Every song tells a story - "Nobody but me" - The Human beinz
Le père Lester écrivit, un jour de grande lucidité :
"J'ai fini par comprendre que la nullité était le plus authentique critère du rock'n roll, que plus le boucan était primitif et grossier, plus l'album serait marrant, et plus je l'écouterais longtemps."
(c'était déjà marqué en haut de la page, mais ça ne fait pas de mal d'en resservir une petite louchée)
S'il fallait un jour trouver parfaite illustration pour cette maxime définitive, il serait maladroit d'aller chercher plus loin que "Nobody but me" des Human Beinz. Comme trois-quart des groupes des années 60, les Human Beinz (initialement Beingz, le "g" s'étant perdu en chemin dans les couloirs de sa maison de disques) étaient des champions de la reprise. Leur répertoire piochait allégrement chez les Them, Dylan, Who et consorts, tous les grands compositeurs de l'époque. C'est bien inspirés qu'ils allèrent loucher en 1967 du côté de la soul infernale des Isley Brothers. Leurs compatriotes black de l'Ohio avaient en effet sorti quatre ans plus tôt cette chanson "scat" ultra dansante et gorgée de cuivres fous déclamant en substance et avec fierté : "laisse-moi te dire une chose, bébé, personne ne danse comme moi".
S'emparant du morceau, les Human Beinz bidouillent un peu l'agencement des parties et revisitent les paroles pour finalement pondre un texte aussi idiot que magnifique, dont l'essentiel réside dans ces quelques mots :
Nobody can do the Shing-a-ling like I do
Nobody can do the Skate like I do
Nobody can do Boogaloo like I do
Nobody can do Philly like I do
La chanson démarre sur une espèce de corne de brume aussi révélatrice que le brâme d'un cerf, et s'embarque dans une pléïade nerveuse de "no no no" (100 fois "no", et 46 fois "nobody", plus précisément, un malade s'est amusé à compter). Outre le fait de proposer une rythmique absolument jouissive et imparable, la grosse affaire du morceau réside dans ce "Boogaloo", sorte de formule magique beuglée par des Human Beinz rendus crétins par leur période de rut. On a beau savoir que le boogaloo est un style et une danse mixant R&B black et mambo latino, il paraît évident que nos amis avaient tout autre chose en tête. Eddy Mitchell avait son boogie-woogie, les Human Beinz leur Boogaloo. A la fin du morceau, les Beinz, à bout, percutent des bouteilles de Coca les unes contre les autres pour interpeler la femelle...

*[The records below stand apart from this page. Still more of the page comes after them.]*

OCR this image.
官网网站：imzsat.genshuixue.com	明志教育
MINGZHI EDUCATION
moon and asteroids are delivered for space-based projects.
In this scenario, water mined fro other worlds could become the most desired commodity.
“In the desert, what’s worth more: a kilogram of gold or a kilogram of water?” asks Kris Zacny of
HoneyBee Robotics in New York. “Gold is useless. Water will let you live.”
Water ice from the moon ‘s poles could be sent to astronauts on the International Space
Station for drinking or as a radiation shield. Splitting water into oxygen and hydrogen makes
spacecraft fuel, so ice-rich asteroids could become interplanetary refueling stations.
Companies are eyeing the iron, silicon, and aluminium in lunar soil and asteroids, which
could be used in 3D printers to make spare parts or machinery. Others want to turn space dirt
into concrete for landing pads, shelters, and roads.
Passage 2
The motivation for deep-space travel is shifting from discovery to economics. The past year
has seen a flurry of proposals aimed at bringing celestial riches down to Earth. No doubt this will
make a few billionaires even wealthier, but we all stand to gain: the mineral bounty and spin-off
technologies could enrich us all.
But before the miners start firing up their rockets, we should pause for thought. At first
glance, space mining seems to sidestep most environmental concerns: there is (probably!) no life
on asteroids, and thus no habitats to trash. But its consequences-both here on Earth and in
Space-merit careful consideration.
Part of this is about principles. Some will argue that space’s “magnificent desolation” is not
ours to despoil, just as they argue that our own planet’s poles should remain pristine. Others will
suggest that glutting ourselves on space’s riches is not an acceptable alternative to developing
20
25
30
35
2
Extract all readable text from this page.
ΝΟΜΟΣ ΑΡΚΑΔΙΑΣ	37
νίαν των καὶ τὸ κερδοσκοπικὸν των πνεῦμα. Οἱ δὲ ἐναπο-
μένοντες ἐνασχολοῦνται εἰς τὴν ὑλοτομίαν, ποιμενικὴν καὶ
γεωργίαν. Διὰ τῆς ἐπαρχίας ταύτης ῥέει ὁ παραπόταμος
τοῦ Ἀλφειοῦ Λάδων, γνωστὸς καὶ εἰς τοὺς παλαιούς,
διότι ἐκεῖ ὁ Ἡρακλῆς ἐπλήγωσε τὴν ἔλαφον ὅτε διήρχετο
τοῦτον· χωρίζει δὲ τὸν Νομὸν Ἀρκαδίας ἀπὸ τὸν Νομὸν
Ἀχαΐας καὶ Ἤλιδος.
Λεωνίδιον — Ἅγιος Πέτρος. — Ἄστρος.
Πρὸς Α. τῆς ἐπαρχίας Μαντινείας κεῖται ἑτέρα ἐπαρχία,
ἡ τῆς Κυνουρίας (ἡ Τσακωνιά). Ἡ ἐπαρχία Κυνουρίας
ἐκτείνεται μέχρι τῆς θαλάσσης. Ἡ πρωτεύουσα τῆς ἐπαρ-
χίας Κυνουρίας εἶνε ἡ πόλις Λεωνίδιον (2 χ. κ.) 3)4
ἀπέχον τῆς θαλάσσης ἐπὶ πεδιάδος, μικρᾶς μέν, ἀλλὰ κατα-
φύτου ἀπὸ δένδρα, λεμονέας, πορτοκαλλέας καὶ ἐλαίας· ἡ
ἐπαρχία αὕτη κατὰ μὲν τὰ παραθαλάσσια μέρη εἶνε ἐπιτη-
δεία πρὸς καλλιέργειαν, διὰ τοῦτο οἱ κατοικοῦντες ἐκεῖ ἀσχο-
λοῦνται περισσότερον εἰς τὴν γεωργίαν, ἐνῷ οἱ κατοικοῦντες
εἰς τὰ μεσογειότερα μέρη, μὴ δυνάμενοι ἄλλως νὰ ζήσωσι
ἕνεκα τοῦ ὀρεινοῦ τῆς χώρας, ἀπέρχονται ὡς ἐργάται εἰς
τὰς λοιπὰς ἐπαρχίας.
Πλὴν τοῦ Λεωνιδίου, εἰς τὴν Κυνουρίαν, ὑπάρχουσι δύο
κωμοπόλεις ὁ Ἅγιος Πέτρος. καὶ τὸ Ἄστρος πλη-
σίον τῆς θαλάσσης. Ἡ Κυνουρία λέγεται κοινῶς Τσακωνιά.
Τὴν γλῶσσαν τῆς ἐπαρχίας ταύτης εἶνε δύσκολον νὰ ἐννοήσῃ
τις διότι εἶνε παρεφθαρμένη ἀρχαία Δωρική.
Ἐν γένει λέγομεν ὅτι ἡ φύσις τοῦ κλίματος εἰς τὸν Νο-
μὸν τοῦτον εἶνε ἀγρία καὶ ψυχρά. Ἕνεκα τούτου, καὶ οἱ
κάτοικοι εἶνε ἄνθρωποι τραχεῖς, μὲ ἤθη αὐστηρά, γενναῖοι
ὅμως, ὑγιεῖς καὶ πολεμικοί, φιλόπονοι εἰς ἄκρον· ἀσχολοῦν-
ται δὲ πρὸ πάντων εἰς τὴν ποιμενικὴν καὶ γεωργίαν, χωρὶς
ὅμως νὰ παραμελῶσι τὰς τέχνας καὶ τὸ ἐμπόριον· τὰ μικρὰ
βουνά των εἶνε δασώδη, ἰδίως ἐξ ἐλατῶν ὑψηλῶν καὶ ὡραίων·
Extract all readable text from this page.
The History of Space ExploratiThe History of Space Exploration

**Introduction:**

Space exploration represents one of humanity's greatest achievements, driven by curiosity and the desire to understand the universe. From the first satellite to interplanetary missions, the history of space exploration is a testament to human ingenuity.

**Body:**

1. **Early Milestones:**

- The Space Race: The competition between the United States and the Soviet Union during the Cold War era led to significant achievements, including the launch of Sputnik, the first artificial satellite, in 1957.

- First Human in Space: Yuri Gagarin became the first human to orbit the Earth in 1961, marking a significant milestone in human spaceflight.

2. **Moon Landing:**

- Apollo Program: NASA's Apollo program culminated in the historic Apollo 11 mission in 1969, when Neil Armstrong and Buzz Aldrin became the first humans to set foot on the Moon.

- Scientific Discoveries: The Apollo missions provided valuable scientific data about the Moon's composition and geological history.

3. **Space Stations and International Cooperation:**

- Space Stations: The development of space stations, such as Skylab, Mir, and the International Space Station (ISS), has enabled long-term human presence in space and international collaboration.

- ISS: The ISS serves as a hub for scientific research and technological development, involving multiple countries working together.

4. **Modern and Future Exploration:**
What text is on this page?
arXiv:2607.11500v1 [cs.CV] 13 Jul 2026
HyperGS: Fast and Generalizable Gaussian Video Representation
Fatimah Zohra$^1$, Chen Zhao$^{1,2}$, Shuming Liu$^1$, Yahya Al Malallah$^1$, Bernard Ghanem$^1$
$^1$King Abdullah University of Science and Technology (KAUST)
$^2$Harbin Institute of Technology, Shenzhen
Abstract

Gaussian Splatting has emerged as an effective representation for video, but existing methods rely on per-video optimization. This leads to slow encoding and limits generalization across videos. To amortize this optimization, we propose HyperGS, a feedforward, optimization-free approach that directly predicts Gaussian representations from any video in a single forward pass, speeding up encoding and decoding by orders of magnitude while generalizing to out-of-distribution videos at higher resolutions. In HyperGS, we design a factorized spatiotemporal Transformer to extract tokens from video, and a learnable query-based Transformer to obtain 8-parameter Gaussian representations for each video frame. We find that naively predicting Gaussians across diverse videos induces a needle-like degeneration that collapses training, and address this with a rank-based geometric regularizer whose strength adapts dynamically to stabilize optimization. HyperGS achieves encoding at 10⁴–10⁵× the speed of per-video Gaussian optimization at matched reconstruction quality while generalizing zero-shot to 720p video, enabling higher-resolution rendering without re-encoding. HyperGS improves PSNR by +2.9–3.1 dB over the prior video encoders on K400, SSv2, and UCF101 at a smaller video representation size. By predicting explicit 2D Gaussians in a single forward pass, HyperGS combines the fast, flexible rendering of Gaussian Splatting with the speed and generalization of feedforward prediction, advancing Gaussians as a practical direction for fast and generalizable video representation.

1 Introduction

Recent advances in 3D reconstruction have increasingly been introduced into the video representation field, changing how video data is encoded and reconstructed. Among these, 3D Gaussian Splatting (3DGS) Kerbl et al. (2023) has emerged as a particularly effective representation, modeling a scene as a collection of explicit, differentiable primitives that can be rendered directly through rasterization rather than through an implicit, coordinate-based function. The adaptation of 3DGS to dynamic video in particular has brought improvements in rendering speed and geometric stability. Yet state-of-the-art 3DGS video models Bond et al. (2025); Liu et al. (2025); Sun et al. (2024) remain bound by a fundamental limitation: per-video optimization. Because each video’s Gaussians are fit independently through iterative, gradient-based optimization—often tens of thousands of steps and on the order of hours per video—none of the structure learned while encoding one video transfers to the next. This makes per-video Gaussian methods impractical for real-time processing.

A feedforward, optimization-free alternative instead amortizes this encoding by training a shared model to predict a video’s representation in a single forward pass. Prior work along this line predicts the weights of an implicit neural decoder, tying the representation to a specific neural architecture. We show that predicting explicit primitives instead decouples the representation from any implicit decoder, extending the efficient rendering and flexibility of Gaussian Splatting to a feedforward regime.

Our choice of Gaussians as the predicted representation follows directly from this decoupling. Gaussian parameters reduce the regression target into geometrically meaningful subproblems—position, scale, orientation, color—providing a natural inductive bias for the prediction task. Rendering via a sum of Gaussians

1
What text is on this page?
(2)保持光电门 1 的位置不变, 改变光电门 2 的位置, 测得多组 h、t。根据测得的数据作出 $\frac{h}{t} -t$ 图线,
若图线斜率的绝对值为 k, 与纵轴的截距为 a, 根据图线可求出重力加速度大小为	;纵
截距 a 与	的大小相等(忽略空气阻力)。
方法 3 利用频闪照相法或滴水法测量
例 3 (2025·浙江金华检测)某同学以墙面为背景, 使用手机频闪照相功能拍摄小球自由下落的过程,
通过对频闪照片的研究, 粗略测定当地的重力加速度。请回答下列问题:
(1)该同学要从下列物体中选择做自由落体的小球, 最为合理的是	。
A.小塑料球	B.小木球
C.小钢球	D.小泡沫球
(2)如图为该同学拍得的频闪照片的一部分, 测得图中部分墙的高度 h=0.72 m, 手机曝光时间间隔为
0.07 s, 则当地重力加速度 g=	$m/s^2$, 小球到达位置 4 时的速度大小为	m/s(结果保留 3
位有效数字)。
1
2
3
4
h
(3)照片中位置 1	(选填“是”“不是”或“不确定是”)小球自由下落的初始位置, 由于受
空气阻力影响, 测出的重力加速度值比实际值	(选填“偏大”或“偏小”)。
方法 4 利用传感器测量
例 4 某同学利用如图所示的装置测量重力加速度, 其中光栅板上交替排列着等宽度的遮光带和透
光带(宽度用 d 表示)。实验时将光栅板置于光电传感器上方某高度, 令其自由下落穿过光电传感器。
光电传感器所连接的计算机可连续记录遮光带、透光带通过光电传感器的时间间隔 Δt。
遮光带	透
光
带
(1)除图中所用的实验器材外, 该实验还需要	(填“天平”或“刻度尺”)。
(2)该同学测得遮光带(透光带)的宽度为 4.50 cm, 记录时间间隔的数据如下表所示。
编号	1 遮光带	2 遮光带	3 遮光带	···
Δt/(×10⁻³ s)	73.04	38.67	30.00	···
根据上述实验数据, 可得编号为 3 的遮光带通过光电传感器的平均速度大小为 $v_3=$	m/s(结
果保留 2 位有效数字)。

"Nobody but me" est l'archétype de la chanson idiote, et par conséquent c'est un très grand morceau. On pourra la retrouver sur le premier de leurs deux albums, ou plus judicieusement, sur le coffret "Nuggets", valeur sûre de chez Rhino. Il paraît aussi que Tarantino l'a utilisé pour
Et bien sûr, les deux versions, celle des Isley Brothers et des Human Beinz sont en écoute dans la radio.